I am interested in using nmap for discovery, and to figure out the OS of each host. I understand that nmap does this, and can be enabled and controlled as described in the man page:
OS detection is enabled and controlled with the following options:
-O (Enable OS detection) .
Enables OS detection, as discussed above. Alternatively, you can use -A to enable OS detection along with other things. --osscan-limit (Limit OS detection to promising targets) . OS detection is far more effective if at least one open and one closed TCP port are found. Set this option and Nmap will not even try OS detection against hosts that do not meet this criteria. This can save substantial time, particularly on -Pn scans against many hosts. It only matters when OS detection is requested with -O or -A. --osscan-guess; --fuzzy (Guess OS detection results) . When Nmap is unable to detect a perfect OS match, it sometimes offers up near-matches as possibilities. The match has to be very close for Nmap to do this by default. Either of these (equivalent) options make Nmap guess more aggressively. Nmap will still tell you when an imperfect match is printed and display its confidence level (percentage) for each guess. --max-os-tries (Set the maximum number of OS detection tries against a target) . When Nmap performs OS detection against a target and fails to find a perfect match, it usually repeats the attempt. By default, Nmap tries five times if conditions are favorable for OS fingerprint submission, and twice when conditions aren't so good.
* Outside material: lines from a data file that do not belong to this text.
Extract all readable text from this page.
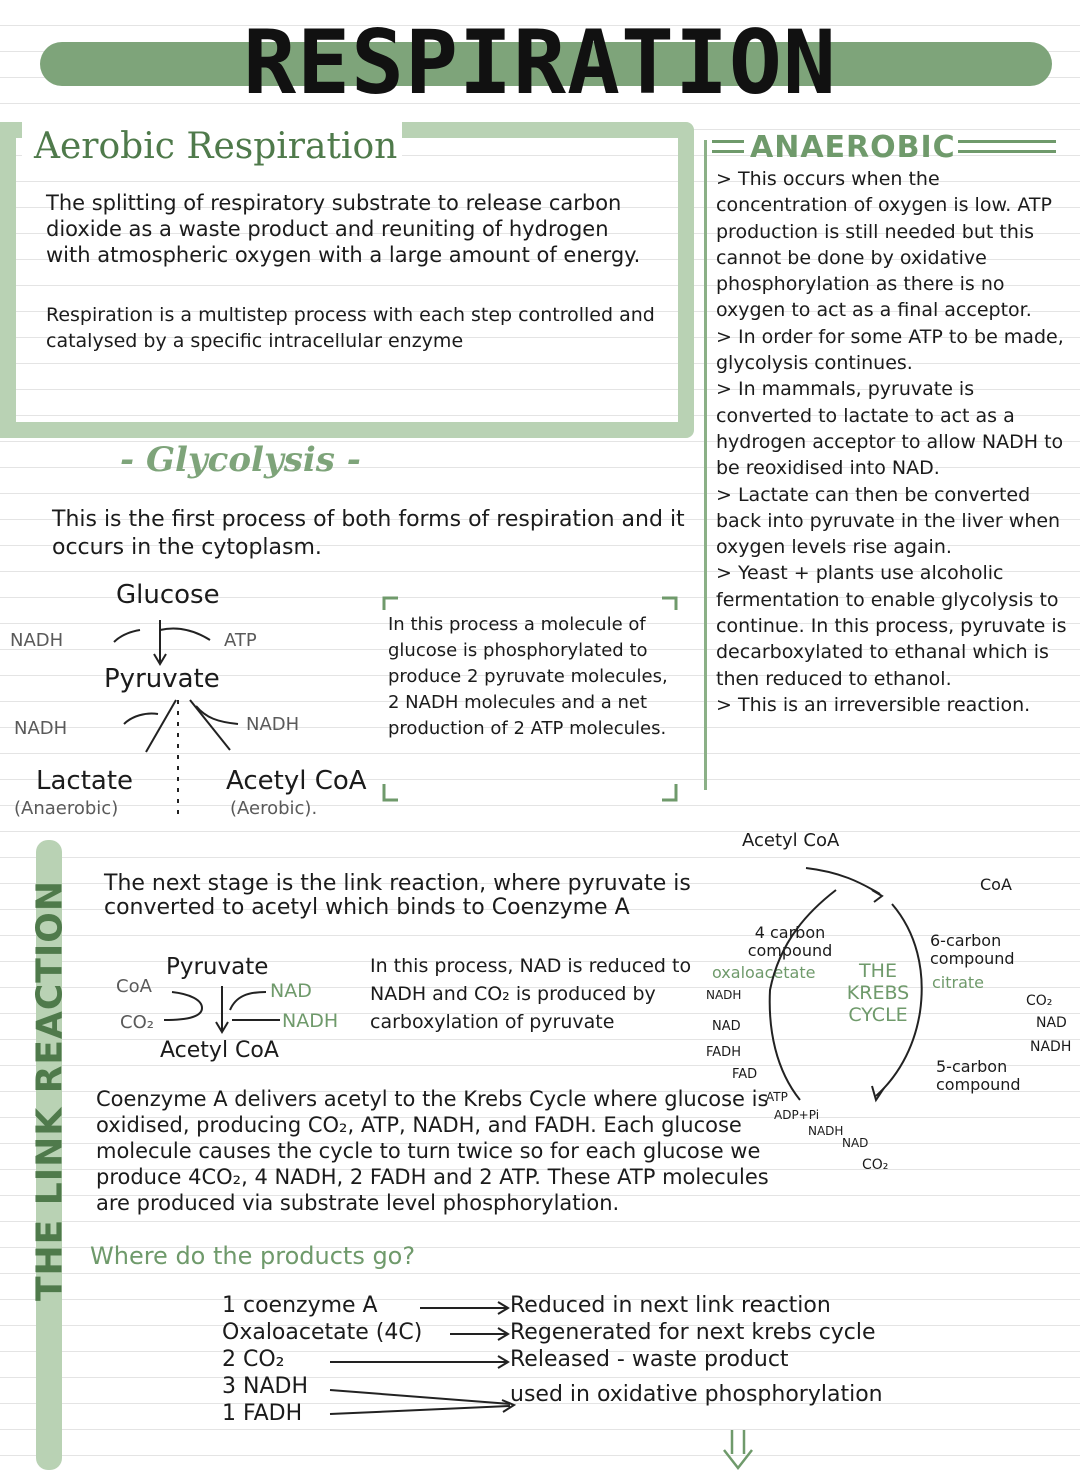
RESPIRATION
Aerobic Respiration
The splitting of respiratory substrate to release carbon dioxide as a waste product and reuniting of hydrogen with atmospheric oxygen with a large amount of energy.
Respiration is a multistep process with each step controlled and catalysed by a specific intracellular enzyme
ANAEROBIC

> This occurs when the concentration of oxygen is low. ATP production is still needed but this cannot be done by oxidative phosphorylation as there is no oxygen to act as a final acceptor.

> In order for some ATP to be made, glycolysis continues.

> In mammals, pyruvate is converted to lactate to act as a hydrogen acceptor to allow NADH to be reoxidised into NAD.

> Lactate can then be converted back into pyruvate in the liver when oxygen levels rise again.

> Yeast + plants use alcoholic fermentation to enable glycolysis to continue. In this process, pyruvate is decarboxylated to ethanal which is then reduced to ethanol.

> This is an irreversible reaction.

- Glycolysis -
This is the first process of both forms of respiration and it occurs in the cytoplasm.
Glucose
NADH	ATP
Pyruvate
NADH	NADH
Lactate
(Anaerobic)
Acetyl CoA
(Aerobic).
In this process a molecule of glucose is phosphorylated to produce 2 pyruvate molecules, 2 NADH molecules and a net production of 2 ATP molecules.
THE LINK REACTION The next stage is the link reaction, where pyruvate is converted to acetyl which binds to Coenzyme A
Pyruvate
CoA
CO₂
NAD
NADH
Acetyl CoA
In this process, NAD is reduced to NADH and CO₂ is produced by carboxylation of pyruvate
Acetyl CoA
CoA
4 carbon compound
oxaloacetate
6-carbon compound
citrate
THE KREBS CYCLE
5-carbon compound
CO₂
NAD
NADH
NADH
NAD
FADH
FAD
ATP
ADP+Pi
NADH
NAD
CO₂
Coenzyme A delivers acetyl to the Krebs Cycle where glucose is oxidised, producing CO₂, ATP, NADH, and FADH. Each glucose molecule causes the cycle to turn twice so for each glucose we produce 4CO₂, 4 NADH, 2 FADH and 2 ATP. These ATP molecules are produced via substrate level phosphorylation.
Where do the products go?
1 coenzyme A
Oxaloacetate (4C)
2 CO₂
3 NADH
1 FADH
Reduced in next link reaction
Regenerated for next krebs cycle
Released - waste product
used in oxidative phosphorylation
Specifying a lower --max-os-tries value (such as 1) speeds Nmap up, though you miss out on retries which could potentially identify the OS. Alternatively, a high value may be set to allow even more retries when conditions are favorable. This is rarely done, except to generate better fingerprints for submission and integration into the Nmap OS database.
My question is if it is possible to disable the port scanning portion of the OS detection process. It doesn't seem to be possible considering the man page, but doesn't seem unreasonable in principle.